Operator Metrics
2 minute read
Overview
The CAP Operator includes built-in Prometheus metrics that enable users to effectively monitor and analyze the operator’s performance. These metrics can provide insights into resource usage, potential issues, and overall operator health. The metrics are accessible at the /metrics
endpoint on port 9090
of both the Controller and the Subscription Server.
Controller Metrics
The Controller emits several types of metrics, including:
- Standard Go Metrics: These metrics are provided by the Prometheus Go client and include runtime statistics.
- Workqueue Metrics: These metrics are relevant to the resources being reconciled and are based on the MetricsProvider.

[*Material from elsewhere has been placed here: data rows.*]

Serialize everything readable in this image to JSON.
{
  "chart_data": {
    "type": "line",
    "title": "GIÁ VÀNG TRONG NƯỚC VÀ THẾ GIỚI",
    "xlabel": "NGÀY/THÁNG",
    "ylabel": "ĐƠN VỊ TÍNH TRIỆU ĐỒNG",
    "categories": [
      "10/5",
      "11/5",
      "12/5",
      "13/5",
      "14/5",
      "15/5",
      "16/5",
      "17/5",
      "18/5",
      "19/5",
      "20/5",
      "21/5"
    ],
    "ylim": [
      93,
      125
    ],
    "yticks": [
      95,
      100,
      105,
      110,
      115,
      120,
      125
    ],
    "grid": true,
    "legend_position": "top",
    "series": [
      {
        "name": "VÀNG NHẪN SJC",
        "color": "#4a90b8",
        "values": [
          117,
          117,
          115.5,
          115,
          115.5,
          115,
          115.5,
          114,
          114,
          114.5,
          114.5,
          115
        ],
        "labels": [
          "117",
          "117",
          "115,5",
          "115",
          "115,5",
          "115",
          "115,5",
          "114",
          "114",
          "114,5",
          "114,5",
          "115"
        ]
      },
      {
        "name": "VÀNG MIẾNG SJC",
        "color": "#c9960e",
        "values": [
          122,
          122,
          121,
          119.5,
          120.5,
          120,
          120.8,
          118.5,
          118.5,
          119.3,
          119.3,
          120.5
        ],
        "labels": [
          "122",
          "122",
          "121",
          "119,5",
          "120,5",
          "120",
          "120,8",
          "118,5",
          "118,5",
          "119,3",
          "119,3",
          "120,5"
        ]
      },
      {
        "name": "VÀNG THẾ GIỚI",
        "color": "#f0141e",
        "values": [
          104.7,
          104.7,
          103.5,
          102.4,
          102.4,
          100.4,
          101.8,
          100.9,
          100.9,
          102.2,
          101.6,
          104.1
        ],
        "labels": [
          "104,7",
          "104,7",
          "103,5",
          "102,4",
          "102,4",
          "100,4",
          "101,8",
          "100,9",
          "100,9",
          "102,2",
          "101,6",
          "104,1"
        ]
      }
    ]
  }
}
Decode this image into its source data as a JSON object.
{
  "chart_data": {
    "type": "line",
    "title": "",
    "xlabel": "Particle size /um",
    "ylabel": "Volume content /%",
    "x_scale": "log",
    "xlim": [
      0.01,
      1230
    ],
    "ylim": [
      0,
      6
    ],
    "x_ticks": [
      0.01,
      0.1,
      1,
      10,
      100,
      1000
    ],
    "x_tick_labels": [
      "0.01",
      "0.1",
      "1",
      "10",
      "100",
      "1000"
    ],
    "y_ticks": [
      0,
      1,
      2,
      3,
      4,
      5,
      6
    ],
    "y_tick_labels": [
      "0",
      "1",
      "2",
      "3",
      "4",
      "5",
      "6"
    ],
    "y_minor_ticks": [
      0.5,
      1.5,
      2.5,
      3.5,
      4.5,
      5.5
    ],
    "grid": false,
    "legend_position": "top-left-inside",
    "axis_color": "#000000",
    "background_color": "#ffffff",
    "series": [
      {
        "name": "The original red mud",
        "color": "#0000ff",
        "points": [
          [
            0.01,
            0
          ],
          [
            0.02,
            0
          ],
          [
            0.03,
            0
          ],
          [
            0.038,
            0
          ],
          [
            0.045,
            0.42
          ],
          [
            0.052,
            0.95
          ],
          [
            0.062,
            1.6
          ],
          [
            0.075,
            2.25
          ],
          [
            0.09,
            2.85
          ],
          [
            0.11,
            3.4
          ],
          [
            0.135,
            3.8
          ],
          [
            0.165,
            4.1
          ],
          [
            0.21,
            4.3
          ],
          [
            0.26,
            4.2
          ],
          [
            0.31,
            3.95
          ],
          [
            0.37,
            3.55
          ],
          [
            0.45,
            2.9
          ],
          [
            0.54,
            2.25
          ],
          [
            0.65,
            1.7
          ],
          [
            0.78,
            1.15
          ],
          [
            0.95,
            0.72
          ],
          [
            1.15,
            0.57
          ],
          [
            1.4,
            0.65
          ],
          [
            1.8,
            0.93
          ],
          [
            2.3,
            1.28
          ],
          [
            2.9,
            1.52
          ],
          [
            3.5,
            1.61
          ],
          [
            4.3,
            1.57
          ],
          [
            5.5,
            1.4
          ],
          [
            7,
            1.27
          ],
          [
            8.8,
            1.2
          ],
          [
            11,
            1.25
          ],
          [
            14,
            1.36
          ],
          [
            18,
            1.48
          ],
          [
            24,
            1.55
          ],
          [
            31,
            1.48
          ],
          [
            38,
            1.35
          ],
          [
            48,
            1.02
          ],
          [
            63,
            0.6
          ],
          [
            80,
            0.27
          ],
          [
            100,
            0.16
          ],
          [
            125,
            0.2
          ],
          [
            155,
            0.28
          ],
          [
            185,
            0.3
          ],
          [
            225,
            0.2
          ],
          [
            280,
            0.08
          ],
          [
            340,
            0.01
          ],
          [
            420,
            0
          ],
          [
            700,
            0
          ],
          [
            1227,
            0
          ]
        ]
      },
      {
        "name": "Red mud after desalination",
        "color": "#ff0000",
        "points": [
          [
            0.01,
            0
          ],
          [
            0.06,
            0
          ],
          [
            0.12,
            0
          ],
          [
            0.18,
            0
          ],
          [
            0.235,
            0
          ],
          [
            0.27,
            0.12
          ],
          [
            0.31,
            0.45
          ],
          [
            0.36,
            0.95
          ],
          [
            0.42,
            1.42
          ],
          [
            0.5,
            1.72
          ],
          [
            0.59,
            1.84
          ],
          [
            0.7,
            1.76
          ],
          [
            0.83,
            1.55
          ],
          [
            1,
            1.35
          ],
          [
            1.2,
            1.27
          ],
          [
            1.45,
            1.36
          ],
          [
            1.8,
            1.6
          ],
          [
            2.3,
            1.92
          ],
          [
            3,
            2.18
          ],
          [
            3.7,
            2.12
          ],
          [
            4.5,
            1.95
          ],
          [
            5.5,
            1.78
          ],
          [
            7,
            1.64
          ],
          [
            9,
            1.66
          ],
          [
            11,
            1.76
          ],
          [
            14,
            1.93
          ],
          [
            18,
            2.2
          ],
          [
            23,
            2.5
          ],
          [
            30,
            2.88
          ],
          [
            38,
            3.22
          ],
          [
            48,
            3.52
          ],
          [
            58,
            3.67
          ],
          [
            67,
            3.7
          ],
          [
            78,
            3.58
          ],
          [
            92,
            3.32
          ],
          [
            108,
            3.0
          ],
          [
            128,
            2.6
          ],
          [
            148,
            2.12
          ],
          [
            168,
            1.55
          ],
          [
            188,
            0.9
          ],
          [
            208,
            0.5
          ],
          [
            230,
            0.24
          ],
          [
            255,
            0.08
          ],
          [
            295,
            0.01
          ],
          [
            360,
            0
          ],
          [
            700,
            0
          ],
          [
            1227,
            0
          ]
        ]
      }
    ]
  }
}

- Specific metrics: mentioned below.
Specific Metrics
- Reconcile Errors –
cap_op_reconcile_errors
, e.g.:
cap_op_reconcile_errors{kind="CAPApplication",name="my-app",namespace="app"} 11
- Type: Counter
- Description: This metric tracks the total number of resources that failed to reconcile for each resource kind, such as
CAPApplication
.
- Tenant Operations –
cap_op_tenant_operations
, e.g.
cap_op_tenant_operations{app="<hash>",operation="provisioning"} 83
- Type: Counter
- Description: This metric provides insights into overall tenant operations being performed.
Detailed Operational Metrics
To gain deeper insights, you can enable more granular metrics by setting the environment variable DETAILED_OPERATIONAL_METRICS
to "true"
.
- Failed Tenant Operations –
cap_op_tenant_operation_failures
, e.g.:
cap_op_tenant_operation_failures{app="<hash>",operation="upgrade",tenant_id="<guid>",namespace="app",name="my-app-tenant-op-xxyyz"} 2
- Type: Counter
- Description: This metric reveals the number of failed tenant operations, categorized by application, tenant ID, and specific operation details.
- Last Tenant Operation Duration –
cap_op_last_tenant_operation_duration_seconds
, e.g.:
cap_op_last_tenant_operation_duration_seconds{app="<hash>",tenant_id="<guid>"} 17
- Type: Gauge
- Description: This metric measures the duration (in seconds) of the last tenant operation for a specified application and tenant.
Subscription Server Metrics
The Subscription Server emits the following metrics:
- Standard Go Metrics: These metrics are provided by the Prometheus Go client and include runtime statistics.
- Specific metrics: mentioned below.
Specific Metrics
- Subscription Requests Total –
cap_op_subscription_requests_total
, e.g.:
cap_op_subscription_requests_total{code="202",method="POST"} 2024
- Type: Counter
- Description: This metric tracks the total number of subscription requests that were processed, categorized by HTTP method and response code.
- Inflight Subscription Requests –
cap_op_subscription_requests_inflight
, e.g.:
cap_op_subscription_requests_inflight{} 4
- Type: Gauge
- Description: This metric indicates the number of subscription requests currently being processed by the server.
Conclusion
The CAP Operator provides a rich set of metrics to facilitate monitoring and operational insights. By effectively leveraging these metrics, you can monitor and ensure the reliability and performance of your applications. For further details, consider exploring the Prometheus documentation and integrating these metrics into your monitoring systems.